Freezing accounts is a relatively common action when the garnished person owes debts to the IRS. If you are wondering if the IRS can freeze your bank account, the answer is yes, but there are many things to keep in mind that can change this situation.

The seizure of bank accounts by the IRS

One of the tools available to the IRS to collect debts from defaulters is to freeze their bank accounts. However, while this is perfectly legal and possible, it must comply with the law’s rules and steps.

The first important issue is that it is impossible to have your bank accounts frozen if you have not been properly notified beforehand. You must present this notification in writing before the freezing. Also, note that you have the right to appeal the garnishment notice 30 days before its execution.

In addition, the bank may generally hold the balance due for at least 21 days before payment to the IRS.

Once the legal notice periods have elapsed, the money will be automatically deducted from your levied bank account. It is important to be clear that, as we will see below, this will probably affect all of your funds. In addition, the garnishment will have to be for the amount owed, which may include all of your balances if it does not reach that amount.

When can the IRS freeze your accounts?

 Typically, an account freeze requested by the IRS is related to tax debts.

Usually, this is not the first enforcement process. A levy would culminate in a process in which the debtor has received several notices to settle the debt with the institution.

An account freeze occurs when these notices have not satisfied the debt, i.e., when it has not been paid, or other negotiated solutions have not been sought.
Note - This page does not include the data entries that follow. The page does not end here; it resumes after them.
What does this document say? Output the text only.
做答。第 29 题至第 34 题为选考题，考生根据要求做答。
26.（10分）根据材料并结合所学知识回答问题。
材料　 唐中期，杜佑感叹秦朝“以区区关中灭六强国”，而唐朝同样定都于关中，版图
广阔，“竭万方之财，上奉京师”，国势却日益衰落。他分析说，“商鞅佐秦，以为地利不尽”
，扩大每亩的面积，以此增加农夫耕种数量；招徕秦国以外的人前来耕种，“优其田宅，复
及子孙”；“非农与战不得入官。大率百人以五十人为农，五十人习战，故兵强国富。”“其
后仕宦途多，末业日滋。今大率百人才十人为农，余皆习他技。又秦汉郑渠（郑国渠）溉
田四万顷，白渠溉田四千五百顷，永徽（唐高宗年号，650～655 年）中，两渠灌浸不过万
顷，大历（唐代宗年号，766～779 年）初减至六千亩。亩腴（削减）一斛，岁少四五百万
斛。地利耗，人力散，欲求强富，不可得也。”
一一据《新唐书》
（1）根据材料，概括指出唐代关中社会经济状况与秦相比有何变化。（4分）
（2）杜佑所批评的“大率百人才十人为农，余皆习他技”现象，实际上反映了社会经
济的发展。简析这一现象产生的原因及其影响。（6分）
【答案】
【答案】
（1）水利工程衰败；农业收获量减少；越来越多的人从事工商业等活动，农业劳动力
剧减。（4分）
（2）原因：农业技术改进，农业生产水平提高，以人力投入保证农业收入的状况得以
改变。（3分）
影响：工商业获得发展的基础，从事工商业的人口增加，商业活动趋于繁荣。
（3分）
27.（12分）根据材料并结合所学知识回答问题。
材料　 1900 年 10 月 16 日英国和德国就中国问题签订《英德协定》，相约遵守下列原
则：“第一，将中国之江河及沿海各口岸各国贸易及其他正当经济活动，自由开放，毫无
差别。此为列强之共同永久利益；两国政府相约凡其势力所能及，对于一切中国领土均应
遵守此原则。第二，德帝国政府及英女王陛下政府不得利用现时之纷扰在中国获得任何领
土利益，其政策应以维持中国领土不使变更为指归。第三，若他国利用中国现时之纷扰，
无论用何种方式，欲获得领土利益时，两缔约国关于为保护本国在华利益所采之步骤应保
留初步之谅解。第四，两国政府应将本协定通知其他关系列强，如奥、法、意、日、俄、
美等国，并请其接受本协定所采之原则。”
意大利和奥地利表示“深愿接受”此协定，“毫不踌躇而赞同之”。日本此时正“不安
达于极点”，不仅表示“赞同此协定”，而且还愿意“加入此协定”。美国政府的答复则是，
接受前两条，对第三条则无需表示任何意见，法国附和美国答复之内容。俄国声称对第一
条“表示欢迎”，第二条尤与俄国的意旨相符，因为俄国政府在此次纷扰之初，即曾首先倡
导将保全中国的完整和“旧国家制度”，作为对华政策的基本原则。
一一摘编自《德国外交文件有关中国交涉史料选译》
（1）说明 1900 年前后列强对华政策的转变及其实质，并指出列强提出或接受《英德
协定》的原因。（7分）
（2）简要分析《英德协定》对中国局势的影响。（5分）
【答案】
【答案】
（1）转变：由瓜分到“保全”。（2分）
It can also occur when no response has been made to any communications requested by the IRS.

On the timeline, after the notice and the period for contesting the levy, the account will remain blocked for 21 days before being transferred to the IRS. What is important about this fact is that while you could not touch your blocked money, neither could the institution. That gives you a sort of grace period since, in that time frame, you could try to settle the debt. Generally, though, when a garnishment is requested, the garnishment has been executed, and the money blocked, a debt moratorium or similar option will be difficult.

What is involved in an IRS account freeze?

One aspect of an account freeze that people often overlook is an attachment of the account. Although, in some very special cases, it may block only the proportionate share of debt, an account freeze will generally block all of your funds. That includes the debt and even the money left over on top of the debt.

That includes not only being able or not being able to withdraw funds but also direct debit payments. It can create additional problems for you, such as costs for charges with insufficient funds and for you to make deposits into your account when it is frozen. What is not possible is to use the account for debit transactions between different accounts. For example, if your account is frozen, but you want to deposit an amount of money so that within 21 days, you can pay off the debt in full, you can do so.

The only way to reactivate the account would be to deposit or withdraw money, but, as we have seen, this must be authorized by the bank and not blocked by the IRC. On the other hand, remember that sometimes banks may block accounts: this has to do with situations such as suspicion of fraudulent movements, etc.

Alternatives to freezing accounts

The main alternative is to stay current on tax debts. When this is no longer possible, you should first try to agree to a moratorium or payment plan after an IRS communication about debt. Generally, the entity is open to installment agreements.

Another way is to request an extension for payment of the full balance. However, deferments and attachments may not be excessively long.

Remember that when required payments are not met, default penalties are imposed. These penalties are added to the debt and accumulate an amount equal to one-half of 1% per month or part of a month up to 25% of the amount owed. In the case of large debts, this can result in very high penalty amounts.